Yes, the run to the final was magnificent. As a game, it tore at our heartstrings, whether you were in the sun with thousands of others, or biting your nails at home.
Larsson’s magnificent headers took the game into extra time, but the heat, Baldé’s sending off and Mourinho’s men’s antics made it a torrid night for the thousands of Celtic supporters inside and outside the stadium. We haven’t reached a European Final since, and there’s still an element of “what if” about that famous night.
What if, for example, it’d been a bit colder?
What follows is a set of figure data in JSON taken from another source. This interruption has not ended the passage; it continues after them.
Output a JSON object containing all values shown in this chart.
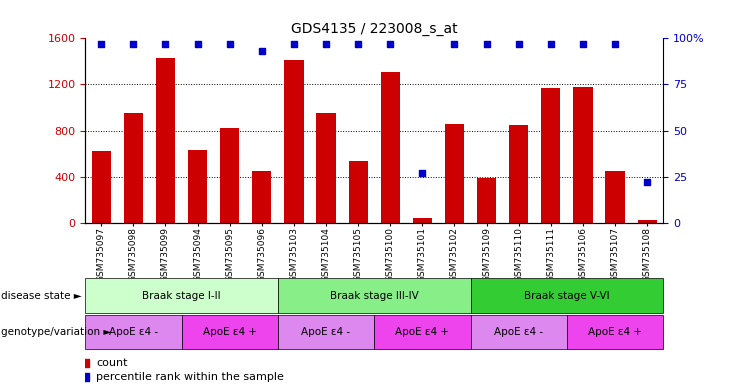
{
  "title": "GDS4135 / 223008_s_at",
  "samples": [
    "GSM735097",
    "GSM735098",
    "GSM735099",
    "GSM735094",
    "GSM735095",
    "GSM735096",
    "GSM735103",
    "GSM735104",
    "GSM735105",
    "GSM735100",
    "GSM735101",
    "GSM735102",
    "GSM735109",
    "GSM735110",
    "GSM735111",
    "GSM735106",
    "GSM735107",
    "GSM735108"
  ],
  "counts": [
    620,
    950,
    1430,
    630,
    820,
    450,
    1410,
    950,
    540,
    1310,
    40,
    860,
    390,
    850,
    1170,
    1180,
    450,
    20
  ],
  "percentiles": [
    97,
    97,
    97,
    97,
    97,
    93,
    97,
    97,
    97,
    97,
    27,
    97,
    97,
    97,
    97,
    97,
    97,
    22
  ],
  "bar_color": "#cc0000",
  "dot_color": "#0000cc",
  "ylim_left": [
    0,
    1600
  ],
  "ylim_right": [
    0,
    100
  ],
  "yticks_left": [
    0,
    400,
    800,
    1200,
    1600
  ],
  "yticks_right": [
    0,
    25,
    50,
    75,
    100
  ],
  "yticklabels_right": [
    "0",
    "25",
    "50",
    "75",
    "100%"
  ],
  "disease_state_groups": [
    {
      "label": "Braak stage I-II",
      "start": 0,
      "end": 6,
      "color": "#ccffcc"
    },
    {
      "label": "Braak stage III-IV",
      "start": 6,
      "end": 12,
      "color": "#88ee88"
    },
    {
      "label": "Braak stage V-VI",
      "start": 12,
      "end": 18,
      "color": "#33cc33"
    }
  ],
  "genotype_groups": [
    {
      "label": "ApoE ε4 -",
      "start": 0,
      "end": 3,
      "color": "#dd88ee"
    },
    {
      "label": "ApoE ε4 +",
      "start": 3,
      "end": 6,
      "color": "#ee44ee"
    },
    {
      "label": "ApoE ε4 -",
      "start": 6,
      "end": 9,
      "color": "#dd88ee"
    },
    {
      "label": "ApoE ε4 +",
      "start": 9,
      "end": 12,
      "color": "#ee44ee"
    },
    {
      "label": "ApoE ε4 -",
      "start": 12,
      "end": 15,
      "color": "#dd88ee"
    },
    {
      "label": "ApoE ε4 +",
      "start": 15,
      "end": 18,
      "color": "#ee44ee"
    }
  ],
  "left_label": "disease state",
  "right_label": "genotype/variation",
  "legend_count_label": "count",
  "legend_pct_label": "percentile rank within the sample",
  "bar_width": 0.6,
  "n_samples": 18
}
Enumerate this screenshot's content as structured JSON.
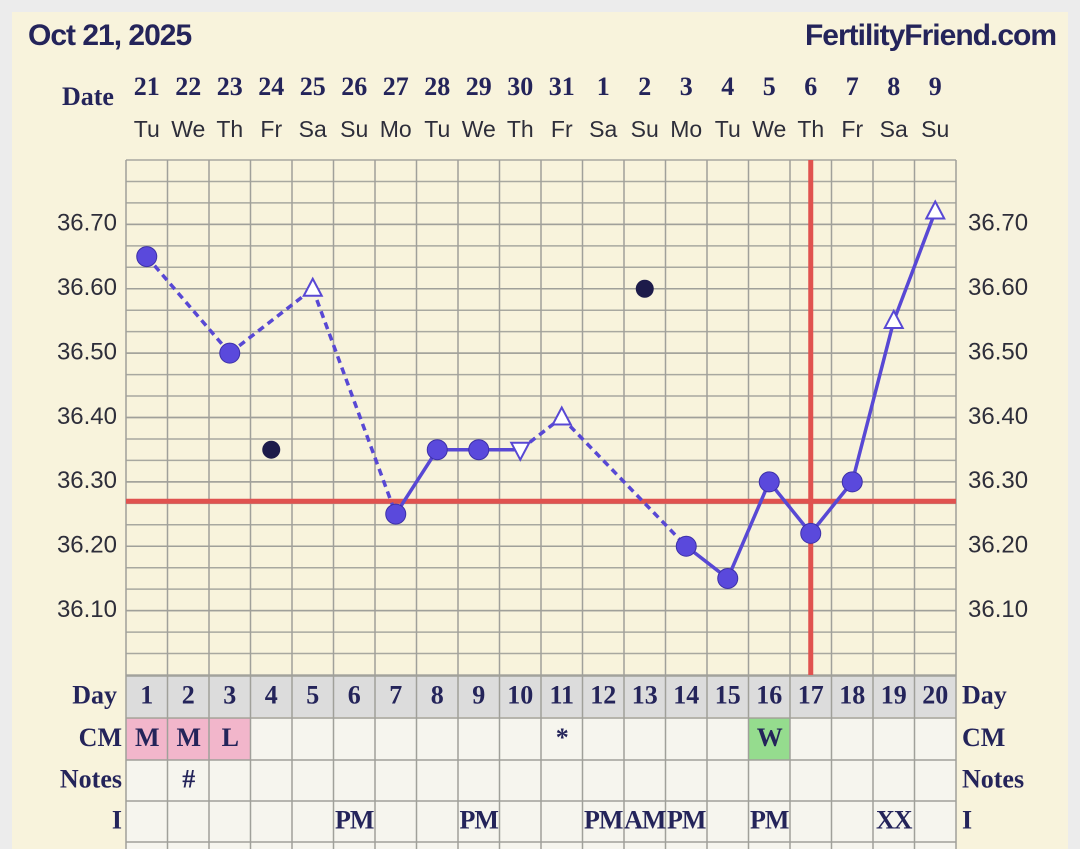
{
  "header": {
    "date": "Oct 21, 2025",
    "site": "FertilityFriend.com"
  },
  "chart_data": {
    "type": "line",
    "x_label": "Date",
    "categories": [
      "21",
      "22",
      "23",
      "24",
      "25",
      "26",
      "27",
      "28",
      "29",
      "30",
      "31",
      "1",
      "2",
      "3",
      "4",
      "5",
      "6",
      "7",
      "8",
      "9"
    ],
    "weekdays": [
      "Tu",
      "We",
      "Th",
      "Fr",
      "Sa",
      "Su",
      "Mo",
      "Tu",
      "We",
      "Th",
      "Fr",
      "Sa",
      "Su",
      "Mo",
      "Tu",
      "We",
      "Th",
      "Fr",
      "Sa",
      "Su"
    ],
    "days": [
      1,
      2,
      3,
      4,
      5,
      6,
      7,
      8,
      9,
      10,
      11,
      12,
      13,
      14,
      15,
      16,
      17,
      18,
      19,
      20
    ],
    "values": [
      36.65,
      null,
      36.5,
      36.35,
      36.6,
      null,
      36.25,
      36.35,
      36.35,
      36.35,
      36.4,
      null,
      36.6,
      36.2,
      36.15,
      36.3,
      36.22,
      36.3,
      36.55,
      36.72
    ],
    "markers": [
      "circle",
      null,
      "circle",
      "dot",
      "triangle-up",
      null,
      "circle",
      "circle",
      "circle",
      "triangle-down",
      "triangle-up",
      null,
      "dot",
      "circle",
      "circle",
      "circle",
      "circle",
      "circle",
      "triangle-up",
      "triangle-up"
    ],
    "segment_styles": [
      "dashed",
      "dashed",
      "dashed",
      "solid",
      "solid",
      "solid",
      "dashed",
      "dashed",
      "solid",
      "solid",
      "solid",
      "solid",
      "solid",
      "solid"
    ],
    "color": "#5848d4",
    "discard_color": "#1d1b4a",
    "marker_color": "#5a49dc",
    "coverline": 36.27,
    "ovulation_day": 17,
    "reference_color": "#e0524f",
    "ylim": [
      36.0,
      36.8
    ],
    "yticks": [
      {
        "value": 36.1,
        "label": "36.10"
      },
      {
        "value": 36.2,
        "label": "36.20"
      },
      {
        "value": 36.3,
        "label": "36.30"
      },
      {
        "value": 36.4,
        "label": "36.40"
      },
      {
        "value": 36.5,
        "label": "36.50"
      },
      {
        "value": 36.6,
        "label": "36.60"
      },
      {
        "value": 36.7,
        "label": "36.70"
      }
    ],
    "grid": true
  },
  "table": {
    "day_label": "Day",
    "rows": [
      {
        "label": "CM",
        "cells": [
          "M",
          "M",
          "L",
          null,
          null,
          null,
          null,
          null,
          null,
          null,
          "*",
          null,
          null,
          null,
          null,
          "W",
          null,
          null,
          null,
          null
        ],
        "cell_colors": [
          "#f2b6cb",
          "#f2b6cb",
          "#f2b6cb",
          null,
          null,
          null,
          null,
          null,
          null,
          null,
          null,
          null,
          null,
          null,
          null,
          "#95dc8e",
          null,
          null,
          null,
          null
        ]
      },
      {
        "label": "Notes",
        "cells": [
          null,
          "#",
          null,
          null,
          null,
          null,
          null,
          null,
          null,
          null,
          null,
          null,
          null,
          null,
          null,
          null,
          null,
          null,
          null,
          null
        ]
      },
      {
        "label": "I",
        "cells": [
          null,
          null,
          null,
          null,
          null,
          "PM",
          null,
          null,
          "PM",
          null,
          null,
          "PM",
          "AM",
          "PM",
          null,
          "PM",
          null,
          null,
          "XX",
          null
        ]
      }
    ]
  }
}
Porto hero Ricardo Costa suggests it was the climate that swung the match in the side’s favour. In an interview with TVI24, Costa relived that night in 2003. Costa came on as an early substitute for Costinha, after the midfielder was forced off by an injury.
Costa said TVI24:
“It was 42 degrees. Our president had a break and he felt bad about it. And even we players had some concentration issues because it was physically very demanding to play 120 minutes under those conditions.
“In fact, Celtic ‘died’ in extra time and in the transition we were lethal. We scored, they drew. Until we [went] into extra time with that feeling of ‘it has to be now’, [then we went up] 3-2 with five minutes to go.
“When we all fell there on the pitch to celebrate, we thought: ‘No one else will ever take this away from us’.”
If only it’d been a year later, if Ricardo Costa is right about Celtic in Seville
Consider this; the 2004 UEFA Cup Final was held in Gothenburg. According to a quick Google search, the average high temperature in May is just 17 degrees.
Certainly, the Celtic players could’ve handled that.
But there were hot nights on the run to Seville. The conditions against Celta Vigo and Boavista were surely relatively comparable. Having to play 120 minutes in the blaring heat of Andalusia with thousands of people anxiously watching doesn’t sound like the easiest task, though.
Sometimes, it just isn’t meant to be. Sadly, that was the case in Seville.